Mardani memandang cara tersebut niatnya baik, namun cara buruk. Sebab dia berkata kegagalan BPJS janganlah ditimpakan kepada Kementerian lainnya.
“Pertama ini niat baik dengan cara yang buruk. Mestinya kegagalan BPJS jangan ditimpakan pada kementerian lain bebannya,” kata Mardani kepada wartawan, Senin (21/2/2022).
Dikatakan Mardani, adanya aturan yang mewajibkan kepemilikan kartu BPJS Kesehatan untuk melakukan transaksi jual-beli tanah memperpanjang proses transaksi karena menetapkan ketentuan lain yang sebelumnya tidak ada.
“Justru bertentangan dengan Jokowi melakukan regulasi. Ini menambang regulasi,” tegas Mardani.
Lebih lanjut Politisi PKS menyatakan alangkah baiknya pemerintah dapat mempertimbangkan aturan tersebut. Sebab, kata dia, masyarakat kembali menanggung beban yang tidak seharusnya dilakukan.
“Kasihan masyarakat mesti menanggung beban yang tidak seharusnya. Dan akan diterapkan pada 1 Maret lebih berat lagi,” tandasnya.
Sebelumnya Sebelumnya, Pemerintah menerapkan syarat baru pendaftaran hak atas tanah atau satuan rumah susun yang diperoleh dari jual beli.
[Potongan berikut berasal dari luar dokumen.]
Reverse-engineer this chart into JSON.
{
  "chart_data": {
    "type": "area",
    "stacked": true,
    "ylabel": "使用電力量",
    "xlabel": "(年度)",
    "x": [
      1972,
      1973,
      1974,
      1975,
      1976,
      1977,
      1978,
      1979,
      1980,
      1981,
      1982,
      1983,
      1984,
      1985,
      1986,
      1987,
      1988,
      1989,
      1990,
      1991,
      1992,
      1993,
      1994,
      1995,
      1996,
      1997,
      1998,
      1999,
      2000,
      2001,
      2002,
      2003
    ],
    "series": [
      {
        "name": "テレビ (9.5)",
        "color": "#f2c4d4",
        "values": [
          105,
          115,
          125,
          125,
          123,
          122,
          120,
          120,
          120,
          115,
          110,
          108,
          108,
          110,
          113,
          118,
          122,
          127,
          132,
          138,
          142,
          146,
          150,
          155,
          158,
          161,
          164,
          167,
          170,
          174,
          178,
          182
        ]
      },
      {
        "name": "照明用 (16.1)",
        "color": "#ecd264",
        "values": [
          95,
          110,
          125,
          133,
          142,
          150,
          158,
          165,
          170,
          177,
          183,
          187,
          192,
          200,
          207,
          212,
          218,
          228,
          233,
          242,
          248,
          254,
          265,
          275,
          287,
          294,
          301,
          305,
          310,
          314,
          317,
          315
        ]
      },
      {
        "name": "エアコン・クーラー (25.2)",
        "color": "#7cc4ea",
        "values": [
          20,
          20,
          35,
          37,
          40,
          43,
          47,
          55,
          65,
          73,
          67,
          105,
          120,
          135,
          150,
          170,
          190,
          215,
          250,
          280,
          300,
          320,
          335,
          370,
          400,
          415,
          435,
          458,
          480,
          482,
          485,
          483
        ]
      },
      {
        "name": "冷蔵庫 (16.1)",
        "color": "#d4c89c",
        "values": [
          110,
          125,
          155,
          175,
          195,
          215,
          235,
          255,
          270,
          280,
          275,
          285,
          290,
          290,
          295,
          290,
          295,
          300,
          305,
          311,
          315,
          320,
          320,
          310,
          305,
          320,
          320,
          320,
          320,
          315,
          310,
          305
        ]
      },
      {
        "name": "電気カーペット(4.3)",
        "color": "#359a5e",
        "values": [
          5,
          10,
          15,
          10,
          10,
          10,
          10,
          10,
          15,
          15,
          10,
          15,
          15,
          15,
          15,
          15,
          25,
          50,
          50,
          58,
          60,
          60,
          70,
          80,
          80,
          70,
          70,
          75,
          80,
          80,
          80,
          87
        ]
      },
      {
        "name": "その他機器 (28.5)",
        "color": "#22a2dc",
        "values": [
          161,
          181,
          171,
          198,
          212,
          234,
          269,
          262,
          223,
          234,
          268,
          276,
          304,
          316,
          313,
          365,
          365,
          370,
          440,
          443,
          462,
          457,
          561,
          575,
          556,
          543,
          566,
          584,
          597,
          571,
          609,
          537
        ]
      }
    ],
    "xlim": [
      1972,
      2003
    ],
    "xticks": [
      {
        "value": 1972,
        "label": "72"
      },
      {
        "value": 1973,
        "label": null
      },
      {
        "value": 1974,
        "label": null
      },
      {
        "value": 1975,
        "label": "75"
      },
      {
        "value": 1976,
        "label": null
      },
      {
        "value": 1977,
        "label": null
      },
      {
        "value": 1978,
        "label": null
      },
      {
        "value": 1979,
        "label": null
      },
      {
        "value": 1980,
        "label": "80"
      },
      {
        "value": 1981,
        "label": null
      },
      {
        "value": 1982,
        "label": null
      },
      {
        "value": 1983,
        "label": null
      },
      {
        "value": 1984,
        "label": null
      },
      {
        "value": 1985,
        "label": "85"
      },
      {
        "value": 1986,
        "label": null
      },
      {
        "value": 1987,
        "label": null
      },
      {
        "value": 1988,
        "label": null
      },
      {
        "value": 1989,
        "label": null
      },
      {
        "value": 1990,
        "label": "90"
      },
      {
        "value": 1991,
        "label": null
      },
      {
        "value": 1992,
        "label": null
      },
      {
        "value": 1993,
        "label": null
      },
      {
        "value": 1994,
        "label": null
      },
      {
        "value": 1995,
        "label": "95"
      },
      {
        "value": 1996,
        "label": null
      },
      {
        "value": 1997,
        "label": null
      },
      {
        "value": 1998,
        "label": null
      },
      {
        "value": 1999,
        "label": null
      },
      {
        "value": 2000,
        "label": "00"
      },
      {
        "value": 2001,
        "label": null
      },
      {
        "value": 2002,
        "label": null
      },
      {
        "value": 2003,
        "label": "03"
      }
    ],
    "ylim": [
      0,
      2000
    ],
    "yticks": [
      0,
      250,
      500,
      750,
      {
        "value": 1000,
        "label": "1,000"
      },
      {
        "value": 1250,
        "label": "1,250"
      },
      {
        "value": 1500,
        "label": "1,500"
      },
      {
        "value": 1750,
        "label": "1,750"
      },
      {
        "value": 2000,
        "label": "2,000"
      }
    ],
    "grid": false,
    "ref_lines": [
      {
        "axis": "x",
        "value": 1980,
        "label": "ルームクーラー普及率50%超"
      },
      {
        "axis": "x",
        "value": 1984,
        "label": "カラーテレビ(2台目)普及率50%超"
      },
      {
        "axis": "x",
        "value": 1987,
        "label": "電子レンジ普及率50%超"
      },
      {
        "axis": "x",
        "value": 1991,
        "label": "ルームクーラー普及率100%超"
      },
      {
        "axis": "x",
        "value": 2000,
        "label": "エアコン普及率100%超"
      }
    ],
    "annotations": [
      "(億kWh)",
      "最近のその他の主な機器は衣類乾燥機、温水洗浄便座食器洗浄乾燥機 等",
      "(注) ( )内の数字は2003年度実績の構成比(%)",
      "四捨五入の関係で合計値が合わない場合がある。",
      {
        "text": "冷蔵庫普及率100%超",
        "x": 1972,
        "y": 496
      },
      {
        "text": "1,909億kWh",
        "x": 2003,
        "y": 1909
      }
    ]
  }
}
Mulai 1 Maret 2022 fotokopi Kartu BPJS Kesehatan harus dilampirkan sebagai syarat pendaftaran tersebut.
Setiap permohonan pelayanan pendaftaran peralihan hak atas tanah atau Hak Milik atas Satuan Rumah Susun karena jual beli harus dilengkapi dengan fotokopi Kartu Peserta BPJS Kesehatan, tulis surat bernomor HR.02/164-400/II/2022 ditandatangani Dirjen Penetapan Hak dan Pendaftaran Tanah Suyus Windayan.
Menteri ATR/Kepala BPN Sofyan Djalil menanggapi syarat tersebut.Ketentuan ini tercantum dalam Instruksi Presiden (Inpres) Nomor 1 Tahun 2022 tentang Optimalisasi Pelaksanaan Program Jaminan Kesehatan Nasional.
Dalam Inpres 1/2022 diinstruksikan kepada berbagai kementerian untuk mengambil langkah-langkah sesuai tugas, fungsi, dan kewenangan masing-masing dalam rangka optimalisasi program Jaminan Kesehatan Nasional, termasuk Kementerian ATR/BPN.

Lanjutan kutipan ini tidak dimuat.